Autres maux

> > Autres maux ; écrit le: 15 mai 2012 par Samouha modifié le 24 février 2015

Le mal des transports

Pour beaucoup, le voyage est synonyme de sac en plastique sorti in extremis et d’arrêt catastrophe au bord de la route. Le mal des transports n’est pas grave mais il se manifeste dans tous les moyens de locomotion : air, terre, mer. Son origine ? Une hypersensibilité aux mouvements imperceptibles de la tête qui, lorsqu’ils sont perçus par l’oreille interne (où se situe l’organe de l’équilibre), déclenche via le cerveau des réactions digestives négatives. Il se manifeste essentiellement par des nausées, plus ou moins importantes, accompagnées de vomissements, de sueurs froides, de maux de tête, souvent de vertiges et d’un malaise général. Son intensité est cependant variable, allant de la simple sensation d’inconfort à la prostration la plus complète. Le malade est très pâle et devient alors incapable de bouger et de parler.

Les bons gestes

Avant le voyage, évitez l’appréhension : c’est bien connu, c’est parce qu’on a peur d’être malade qu’on le devient. Même si vous n’avez pas faim, faites un repas léger composé d’aliments solides (pour éviter les ballonnements dans l’estomac) et sucrés (gâteaux secs, biscottes, confitures, fruits) : un taux élevé de sucre dans le sang diminue le mal des transports. En prévention, deux heures avant votre départ, prenez un médicament dit antinaupathique type Cocculine qui contient de la caféine.
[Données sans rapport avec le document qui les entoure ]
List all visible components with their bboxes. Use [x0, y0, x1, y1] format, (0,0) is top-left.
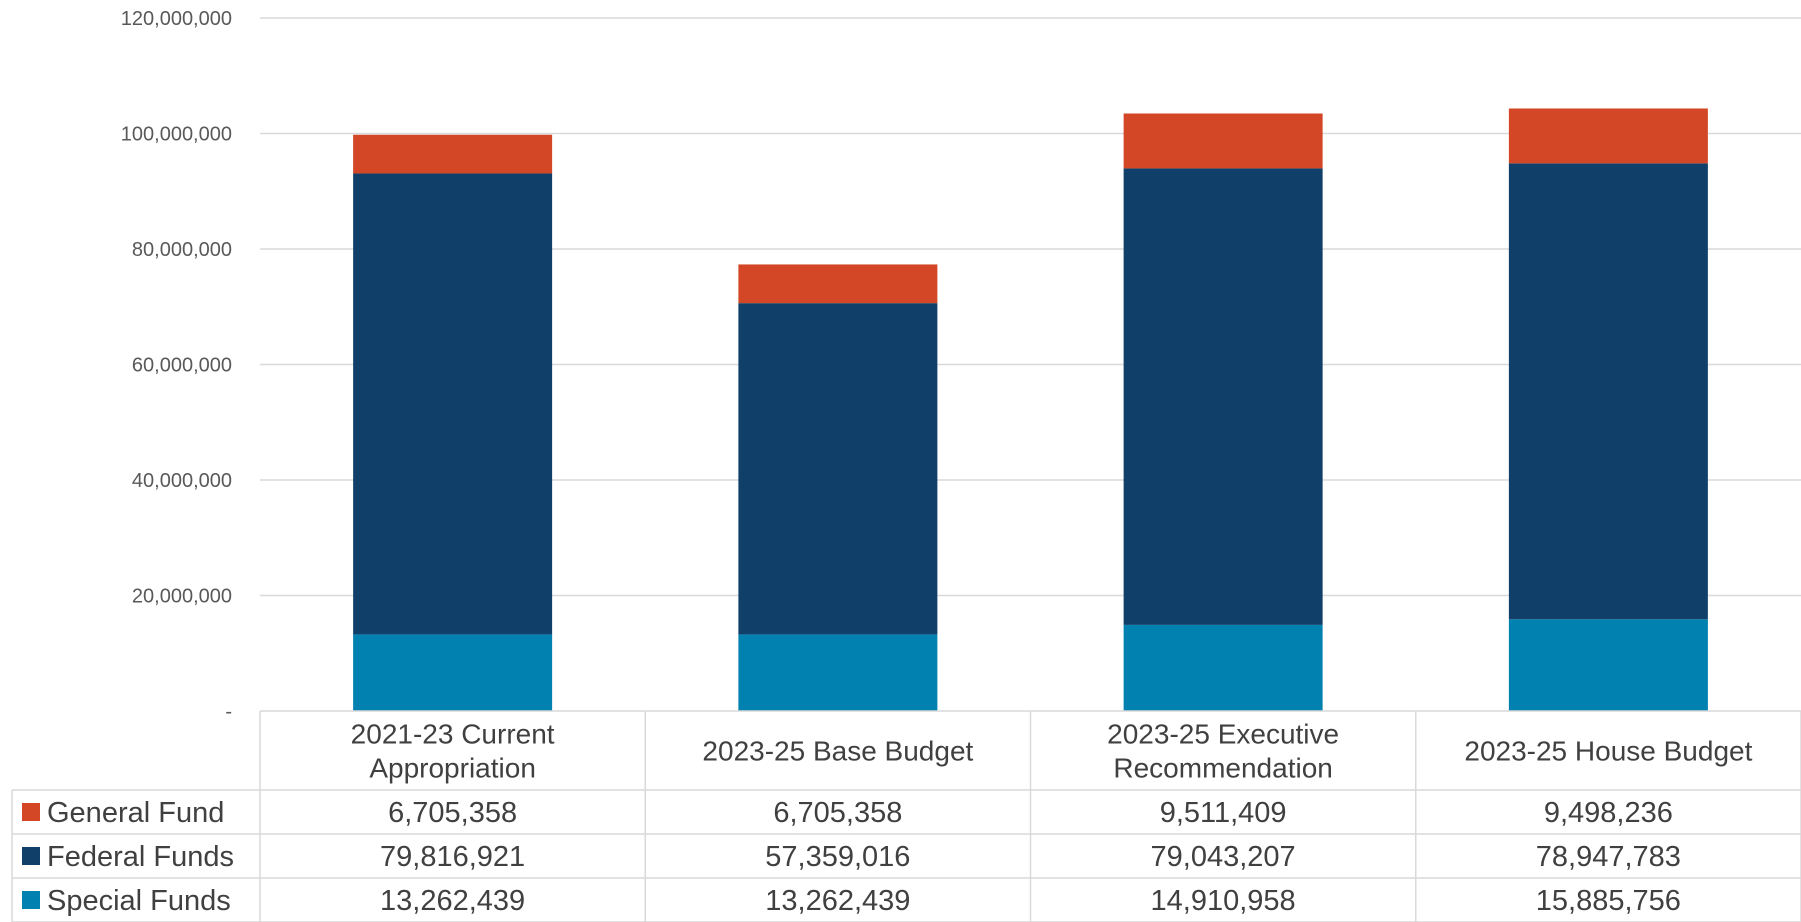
y-tick-label: - [225, 701, 232, 723]
y-axis: - 20,000,000 40,000,000 60,000,000 80,000,00… [121, 8, 232, 723]
category-label: Recommendation [1113, 753, 1332, 784]
bar-segment-special-funds [1508, 619, 1708, 711]
bar-segment-federal-funds [1508, 163, 1708, 620]
table-cell-value: 14,910,958 [1151, 885, 1296, 917]
legend-swatch-general-fund [22, 803, 40, 821]
bar-segment-federal-funds [738, 303, 938, 635]
category-label: 2023-25 Base Budget [702, 736, 973, 767]
bar-segment-general-fund [738, 264, 938, 304]
bar-segment-special-funds [738, 634, 938, 711]
bar-segment-federal-funds [353, 173, 553, 635]
category-label: 2023-25 House Budget [1464, 736, 1752, 767]
bar-segment-general-fund [1508, 108, 1708, 164]
y-tick-label: 20,000,000 [132, 586, 232, 608]
series-label-federal-funds: Federal Funds [47, 841, 234, 873]
y-tick-label: 100,000,000 [121, 124, 232, 146]
series-label-special-funds: Special Funds [47, 885, 231, 917]
legend-swatch-special-funds [22, 891, 40, 909]
category-label: 2021-23 Current [351, 719, 555, 750]
y-tick-label: 60,000,000 [132, 355, 232, 377]
table-cell-value: 9,498,236 [1544, 797, 1673, 829]
table-cell-value: 78,947,783 [1536, 841, 1681, 873]
bar-segment-special-funds [1123, 624, 1323, 711]
y-tick-label: 40,000,000 [132, 470, 232, 492]
legend-swatch-federal-funds [22, 847, 40, 865]
table-cell-value: 79,043,207 [1151, 841, 1296, 873]
bar-segment-general-fund [1123, 113, 1323, 169]
table-cell-value: 6,705,358 [388, 797, 517, 829]
bar-segment-federal-funds [1123, 168, 1323, 625]
table-cell-value: 9,511,409 [1160, 797, 1287, 829]
y-tick-label: 80,000,000 [132, 239, 232, 261]
bar-segment-special-funds [353, 634, 553, 711]
table-cell-value: 13,262,439 [380, 885, 525, 917]
table-cell-value: 79,816,921 [380, 841, 525, 873]
y-tick-label: 120,000,000 [121, 8, 232, 30]
bars [353, 108, 1708, 711]
category-label: 2023-25 Executive [1107, 719, 1339, 750]
table-cell-value: 13,262,439 [765, 885, 910, 917]
category-label: Appropriation [369, 753, 536, 784]
bar-segment-general-fund [353, 134, 553, 174]
table-cell-value: 57,359,016 [765, 841, 910, 873]
table-cell-value: 6,705,358 [773, 797, 902, 829]
series-label-general-fund: General Fund [47, 797, 224, 829]
table-cell-value: 15,885,756 [1536, 885, 1681, 917]
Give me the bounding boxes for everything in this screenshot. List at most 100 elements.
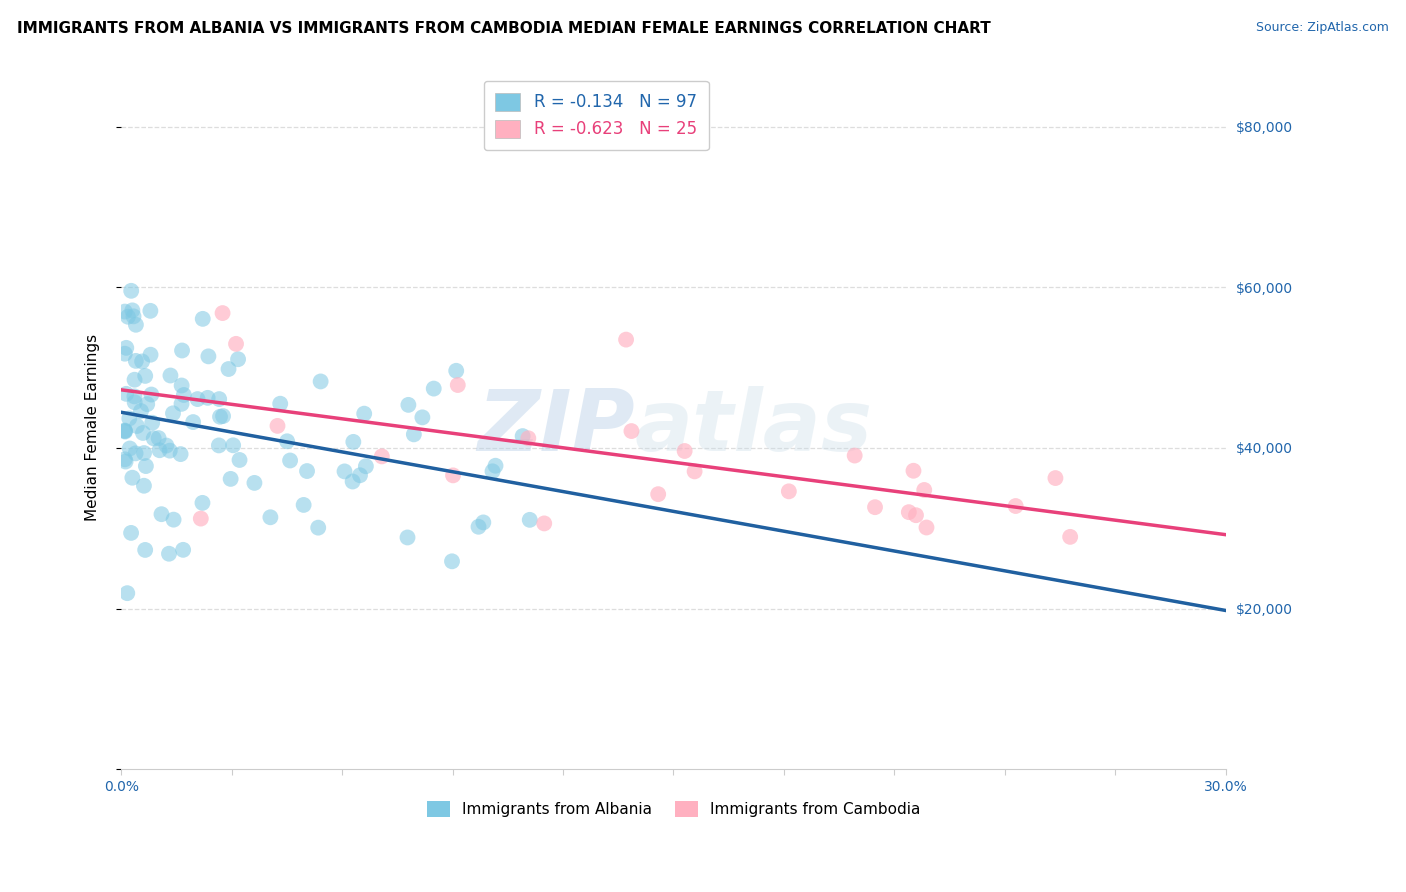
Point <box>211 306 233 320</box>
Point <box>402 427 425 442</box>
Point <box>122 310 145 324</box>
Point <box>136 397 159 411</box>
Point <box>1059 530 1081 544</box>
Point <box>139 348 162 362</box>
Point <box>114 424 136 438</box>
Point <box>170 397 193 411</box>
Point <box>903 464 925 478</box>
Point <box>844 449 866 463</box>
Text: atlas: atlas <box>634 386 873 469</box>
Point <box>218 362 240 376</box>
Point <box>118 442 141 456</box>
Point <box>915 520 938 534</box>
Point <box>292 498 315 512</box>
Point <box>353 407 375 421</box>
Point <box>333 464 356 478</box>
Point <box>150 507 173 521</box>
Point <box>124 389 146 403</box>
Point <box>349 468 371 483</box>
Point <box>169 447 191 461</box>
Point <box>134 368 156 383</box>
Text: ZIP: ZIP <box>477 386 634 469</box>
Point <box>266 418 288 433</box>
Point <box>170 343 193 358</box>
Point <box>125 318 148 332</box>
Point <box>295 464 318 478</box>
Point <box>1004 499 1026 513</box>
Point <box>683 464 706 478</box>
Point <box>208 438 231 452</box>
Point <box>118 411 141 425</box>
Point <box>135 459 157 474</box>
Point <box>197 350 219 364</box>
Point <box>208 409 231 424</box>
Point <box>673 444 696 458</box>
Point <box>342 475 364 489</box>
Point <box>444 364 467 378</box>
Point <box>212 409 235 423</box>
Point <box>115 341 138 355</box>
Point <box>131 354 153 368</box>
Point <box>614 333 637 347</box>
Point <box>114 347 136 361</box>
Point <box>863 500 886 515</box>
Point <box>342 434 364 449</box>
Point <box>159 443 181 458</box>
Point <box>191 311 214 326</box>
Point <box>125 354 148 368</box>
Legend: Immigrants from Albania, Immigrants from Cambodia: Immigrants from Albania, Immigrants from… <box>420 795 927 823</box>
Point <box>172 542 194 557</box>
Point <box>269 397 291 411</box>
Point <box>226 352 249 367</box>
Point <box>354 459 377 474</box>
Point <box>904 508 927 523</box>
Text: Source: ZipAtlas.com: Source: ZipAtlas.com <box>1256 21 1389 35</box>
Point <box>517 431 540 445</box>
Point <box>447 378 470 392</box>
Y-axis label: Median Female Earnings: Median Female Earnings <box>86 334 100 522</box>
Text: IMMIGRANTS FROM ALBANIA VS IMMIGRANTS FROM CAMBODIA MEDIAN FEMALE EARNINGS CORRE: IMMIGRANTS FROM ALBANIA VS IMMIGRANTS FR… <box>17 21 991 37</box>
Point <box>411 410 433 425</box>
Point <box>132 479 155 493</box>
Point <box>259 510 281 524</box>
Point <box>190 511 212 525</box>
Point <box>467 520 489 534</box>
Point <box>278 453 301 467</box>
Point <box>481 464 503 478</box>
Point <box>120 284 142 298</box>
Point <box>121 303 143 318</box>
Point <box>441 468 464 483</box>
Point <box>225 336 247 351</box>
Point <box>121 471 143 485</box>
Point <box>114 424 136 438</box>
Point <box>307 521 329 535</box>
Point <box>197 391 219 405</box>
Point <box>148 431 170 445</box>
Point <box>191 496 214 510</box>
Point <box>647 487 669 501</box>
Point <box>186 392 208 406</box>
Point <box>309 375 332 389</box>
Point <box>139 303 162 318</box>
Point <box>141 387 163 401</box>
Point <box>208 392 231 406</box>
Point <box>114 452 136 467</box>
Point <box>371 450 394 464</box>
Point <box>114 454 136 468</box>
Point <box>124 446 146 460</box>
Point <box>897 505 920 519</box>
Point <box>219 472 242 486</box>
Point <box>396 531 419 545</box>
Point <box>129 404 152 418</box>
Point <box>170 378 193 392</box>
Point <box>117 310 139 324</box>
Point <box>519 513 541 527</box>
Point <box>114 304 136 318</box>
Point <box>912 483 935 497</box>
Point <box>155 438 177 452</box>
Point <box>228 453 250 467</box>
Point <box>142 431 165 445</box>
Point <box>396 398 419 412</box>
Point <box>533 516 555 531</box>
Point <box>222 438 245 452</box>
Pendant le voyage, évitez le compartiment fumeur, les atmosphères confinées, chaudes et bruyantes qui aggravent les symptômes. Installez-vous à l’avant de la voiture, au milieu d’un autobus, ou au centre de gravité d’un bateau ou d’un avion (demandez au personnel naviguant). Au premier malaise, allongez-vous en position semi-couchée, la tête calée dans l’axe du déplacement. Evitez de lire, de regarder sur les côtés. Fixez au contraire un repère lointain. Si vous vous en sentez capable, mangez des aliments sucrés (pommes, biscottes) pour maintenir votre taux de sucre et si nécessaire reprenez vos médicaments à la dose prescrite. Si vraiment le mal ne passe pas, vous pouvez prendre un antispasmodique (type Spasfon) ou un anti vomitif (Primpéran).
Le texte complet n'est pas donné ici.